Jack Westover will be the key player in Husky Makeover

One by one, some of the fiercest gladiators on the University of Washington football team fell last fall, either for long stretches or the rest of the season.

The injured list was filled with a number of Husky heavyweights in Edefuan Ulofoshio, Jaxson Kirkland, Ryan Bowman, Zion Tupuola-Fetui, Ja’Lynn Polk, Cam Williams, Rome Odunze, Quintin Moore, Richard Newton, Cade Otton. .. and Jack Westover.

Their collective absences played a significant role in UW’s slump to a 4-8 record after being projected by The Associated Press in its preseason poll as a Top 20 team.

Typical was Westover, who was always someone the Huskies could count on to put on a big play or do the dirty work.

After appearing in all 17 games in his previous two seasons, the 6-foot-3, 250-pound tight end and H-back got bumped at the start of 2021 and was only available for seven outings.

Since joining the Huskies, Westover has performed well, but nothing has come easy for him. Originally, he was a walk-around player before Jimmy Lake staff gave him a scholarship.

Westover has made a few starts in 2020, this after catching a touchdown pass the previous season. But last year turned out to be a complete failure for him as his health was called into question during spring training and didn’t hold up throughout the season.

He must now show Kalen DeBoer’s new staff who he is and what he can do.

With less than a month to go before spring training, we’re offering insights and insights gathered from the UW football staff in a series of stories about every scholarship player from #0-99. We’ll review the experience each Husky’s previous starting lineup, if any, and determine what comes next under DeBoer.

As with any coaching change, it’s a new beginning in football for everyone, including the Huskies’ number 37.

Westover wore a redshirt in Washington for his first season in 2018, but worked his way into the roster the following season. He played all 13 games. Without scholarship.

He scored in Arizona on a 3-yard touchdown pass from Jacob Eason, drifting out of the backfield to open up and having fans back home scrambling to call the UW football roster to see who he was. .

In the pandemic-shortened 2020 season, Westover started twice as the Huskies changed him up with different rosters to start each outing, playing a most unusual role. He ran the ball three times against Oregon State, twice more against Stanford. He caught another pass against Arizona, but it didn’t reach the end zone. He upset a lot of people by providing an escort.

With Otto now chasing the NFL Draft and once-promising redshirt freshman Mark Redman transferring to San Diego State, Westover is even more needed to keep the tight position well-supplied .
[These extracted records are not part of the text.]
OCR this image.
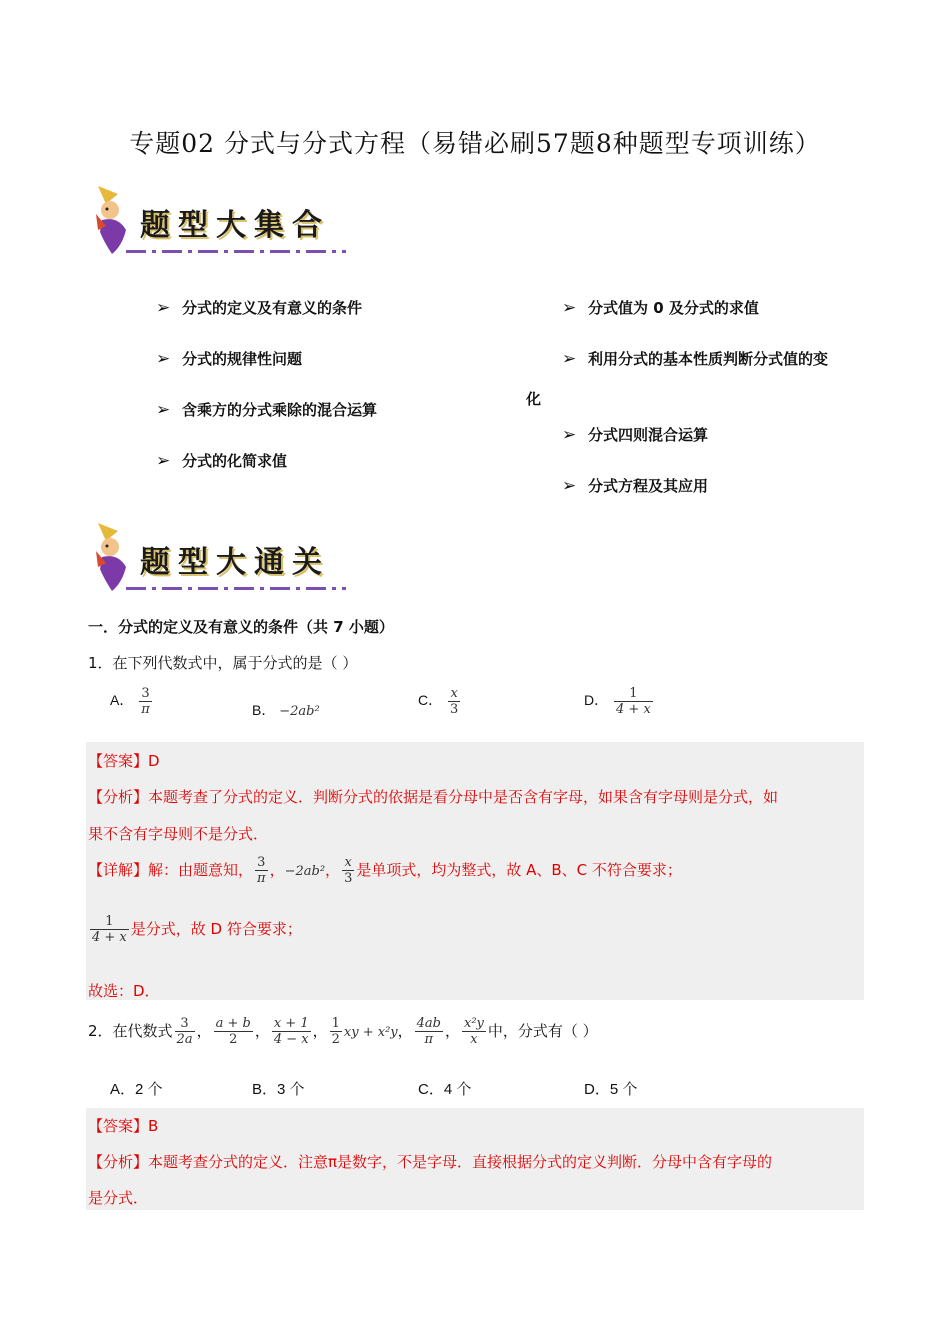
专题02 分式与分式方程（易错必刷57题8种题型专项训练）
题型大集合
➢ 分式的定义及有意义的条件
➢ 分式的规律性问题
➢ 含乘方的分式乘除的混合运算
➢ 分式的化简求值
➢ 分式值为 0 及分式的求值
➢ 利用分式的基本性质判断分式值的变
化
➢ 分式四则混合运算
➢ 分式方程及其应用
题型大通关
一．分式的定义及有意义的条件（共 7 小题）
1．在下列代数式中，属于分式的是（ ）
A． $\frac{3}{\pi}$	B． −2ab²
C． $\frac{x}{3}$	D． $\frac{1}{4 + x}$
【答案】D
【分析】本题考查了分式的定义．判断分式的依据是看分母中是否含有字母，如果含有字母则是分式，如
果不含有字母则不是分式．
【详解】解：由题意知， $\frac{3}{\pi}$ ，−2ab²， $\frac{x}{3}$ 是单项式，均为整式，故 A、B、C 不符合要求；
$\frac{1}{4 + x}$ 是分式，故 D 符合要求；
故选：D．
2．在代数式 $\frac{3}{2a}$ ， $\frac{a + b}{2}$ ， $\frac{x + 1}{4 - x}$ ， $\frac{1}{2}$ xy + x²y， $\frac{4ab}{\pi}$ ， $\frac{\text{x²y}}{x}$ 中，分式有（ ）
A．2 个	B．3 个	C．4 个	D．5 个
【答案】B
【分析】本题考查分式的定义．注意π是数字，不是字母．直接根据分式的定义判断．分母中含有字母的
是分式．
He and junior Devin Culp, a six-game career starter who has appeared in 22 games, are the experienced veterans and top contenders as DeBoer examines talent in their positions.

UW Starter or not: Westover started at Michigan among his seven appearances last fall, so he played under ultimate pressure in front of college football‘s biggest crowd. He is capable of being the No. 1 guy although his real value lies in his alignment all over the court, from the full-back position to the lunge to the outside edge of the offensive line. He’s the best blocker and a more than adequate receiver among tight ends. DeBoer should really like what he sees in this guy.